To coin your words, I’m not sure how you reasoned some one “would blame Windows”. Where am I blaming Windows in this thread? Was there a post on this thread by me ranting about MS-Windows operating system because of Zone Alarm ? Which post was that? There was a post noting no one in our family knows how to do this in WinXP. Is that what you call blaming an operating system?
I’ve suggested to my wife she consider that. Her reply is she can not get another legally free firewall that is as good. And to do so at this stage, requires a long expensive flight over a piece of water called the Atlantic Ocean.
Good on ya … and if you had read my post, you would have read my wife does the same, from her office PC to her home PC. I did not mention, but she also uses Remote Desktop.
I use dyndns. I have been using it for over 3 years. I need that as it gives me my mother’s IP address so I can find her PC on the Internet.
But that does NOT help my wife access my mother’s PC. My mother is NOT trying to access our PCs. We are trying to access her PC.
As noted, Zone Alarm is setup such that one has to enter the IP address of the PC that is trying to acccess in the Zone Alarm trusted zone. Given that the IP-Address of the PC trying to access changes all the time, that means my mother would have to make that Zone Alarm entry all the time, and THAT level of navigating through Zone Alarm menu’s is well beyond the capability of my 83-year old mother in MS-Windows.
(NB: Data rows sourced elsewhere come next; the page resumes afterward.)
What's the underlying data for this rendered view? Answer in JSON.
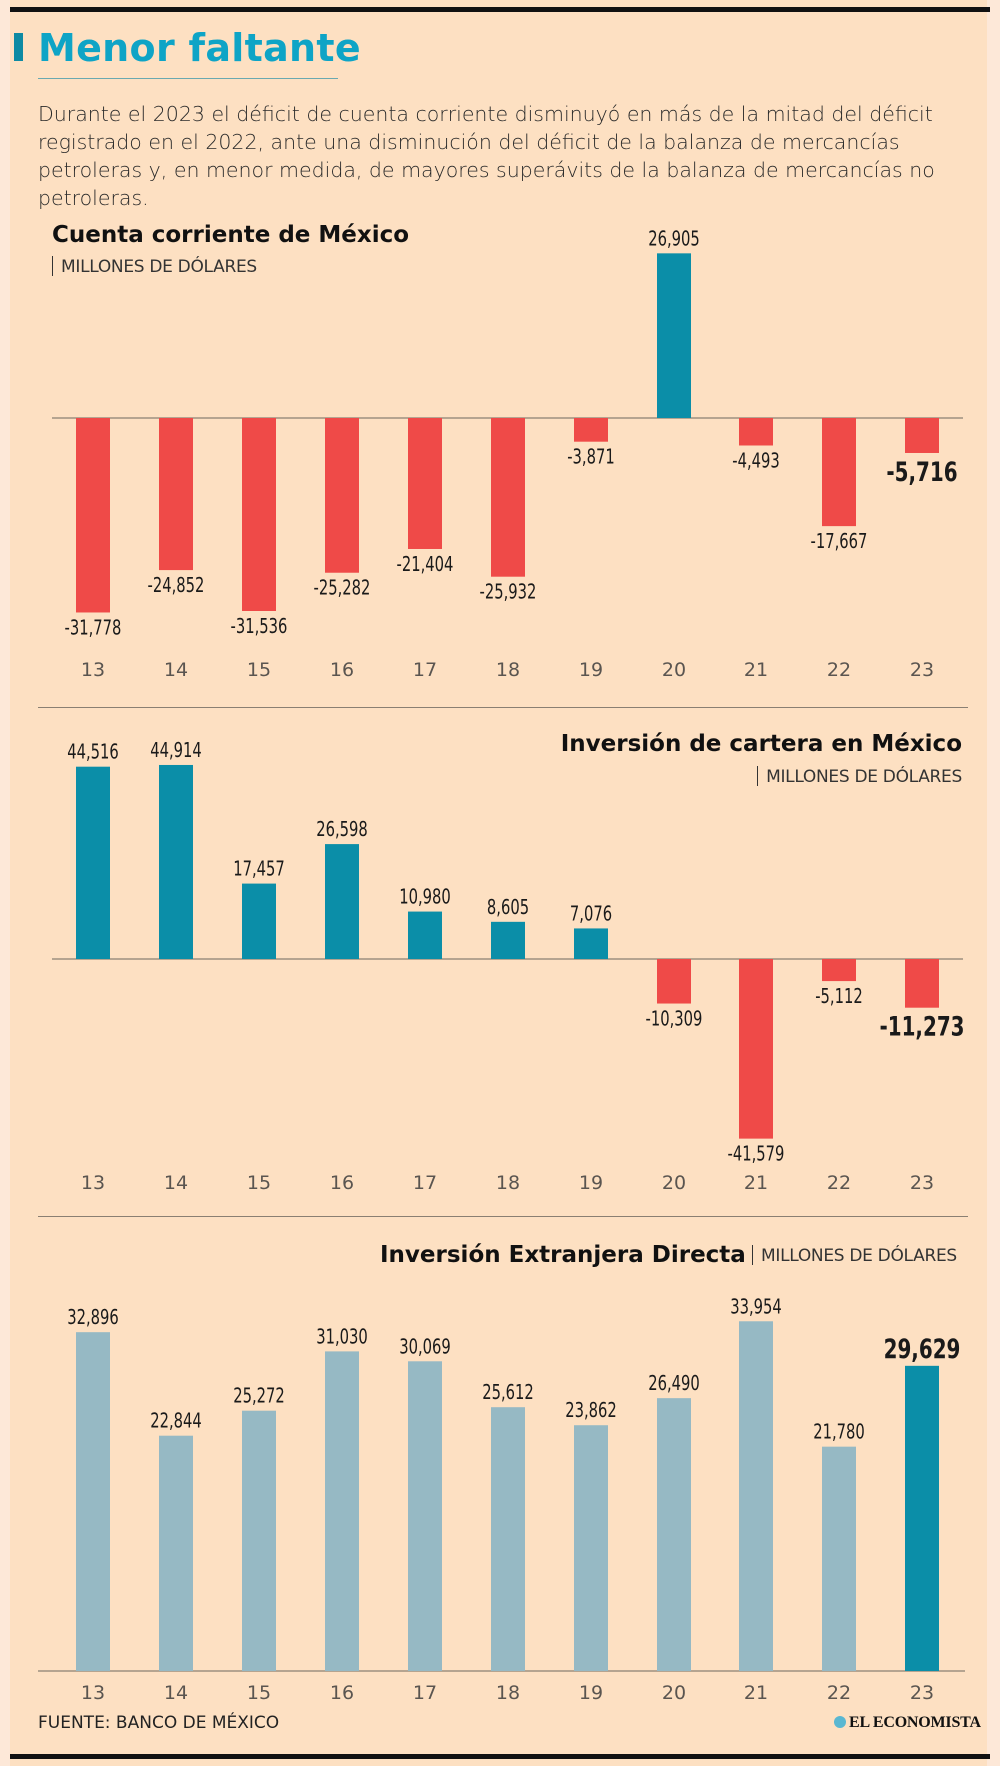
{
  "header": {
    "title": "Menor faltante",
    "intro": "Durante el 2023 el déficit de cuenta corriente disminuyó en más de la mitad del déficit registrado en el 2022, ante una disminución del déficit de la balanza de mercancías petroleras y, en menor medida, de mayores superávits de la balanza de mercancías no petroleras."
  },
  "colors": {
    "title": "#0ea4c6",
    "positive": "#0b8ea8",
    "negative": "#ef4a48",
    "ied_bar": "#96b9c4",
    "ied_highlight": "#0b8ea8",
    "background": "#fde0c2"
  },
  "chart_data": [
    {
      "type": "bar",
      "title": "Cuenta corriente de México",
      "unit": "MILLONES DE DÓLARES",
      "categories": [
        "13",
        "14",
        "15",
        "16",
        "17",
        "18",
        "19",
        "20",
        "21",
        "22",
        "23"
      ],
      "values": [
        -31778,
        -24852,
        -31536,
        -25282,
        -21404,
        -25932,
        -3871,
        26905,
        -4493,
        -17667,
        -5716
      ],
      "labels": [
        "-31,778",
        "-24,852",
        "-31,536",
        "-25,282",
        "-21,404",
        "-25,932",
        "-3,871",
        "26,905",
        "-4,493",
        "-17,667",
        "-5,716"
      ],
      "highlight_index": 10,
      "xlabel": "",
      "ylabel": "",
      "ylim": [
        -32000,
        27000
      ],
      "grid": false
    },
    {
      "type": "bar",
      "title": "Inversión de cartera en México",
      "unit": "MILLONES DE DÓLARES",
      "categories": [
        "13",
        "14",
        "15",
        "16",
        "17",
        "18",
        "19",
        "20",
        "21",
        "22",
        "23"
      ],
      "values": [
        44516,
        44914,
        17457,
        26598,
        10980,
        8605,
        7076,
        -10309,
        -41579,
        -5112,
        -11273
      ],
      "labels": [
        "44,516",
        "44,914",
        "17,457",
        "26,598",
        "10,980",
        "8,605",
        "7,076",
        "-10,309",
        "-41,579",
        "-5,112",
        "-11,273"
      ],
      "highlight_index": 10,
      "xlabel": "",
      "ylabel": "",
      "ylim": [
        -42000,
        45000
      ],
      "grid": false
    },
    {
      "type": "bar",
      "title": "Inversión Extranjera Directa",
      "unit": "MILLONES DE DÓLARES",
      "categories": [
        "13",
        "14",
        "15",
        "16",
        "17",
        "18",
        "19",
        "20",
        "21",
        "22",
        "23"
      ],
      "values": [
        32896,
        22844,
        25272,
        31030,
        30069,
        25612,
        23862,
        26490,
        33954,
        21780,
        29629
      ],
      "labels": [
        "32,896",
        "22,844",
        "25,272",
        "31,030",
        "30,069",
        "25,612",
        "23,862",
        "26,490",
        "33,954",
        "21,780",
        "29,629"
      ],
      "highlight_index": 10,
      "xlabel": "",
      "ylabel": "",
      "ylim": [
        0,
        34000
      ],
      "grid": false
    }
  ],
  "footer": {
    "source": "FUENTE: BANCO DE MÉXICO",
    "brand": "EL ECONOMISTA"
  }
}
It has NOTHING to do with dyndns.
My wife set up my mother’s ZoneAlarm, last February, such that it will block external IP addresses. And in ZoneAlarm, according to my wife (at least for the security level she believes is needed) one has to open up the PC to IP-addresses one at a time (or list all the IP addresses that have access). Our ISP here in Europe has assigned us MANY dozen different IP addresses each month. We get a new one every 24-hours.
I think it is more the philosophy, … that if one has a family member who they trust, who is knowledgeable in Linux, then even if they live far away, they can immediately and easily access one’s PC to maintain it. That is a feature that likely could be advertised more.
As noted above, vnc “just works” for me. I explained how. I did not tweak nor tune 1 openSUSE setting. Did you even try the solution I provided on a FRESH install (before having possibly inappropriately tuned any settings)? That method has “just worked” in every openSUSE release since 10.1 (when I first started using it) and the only time it did NOT work was for a brief time in 11.0 when KDE4 caused some problems.
tongue in cheek on my part, but could it be because the distro has many users who prefer to rant after a release hits the street, rather than participate in the testing? Note we have a forum area (called Soap Box), NOT applications, where users who wish to RANT can do so there. IMHO users who have such complaints that are more a rant should post there.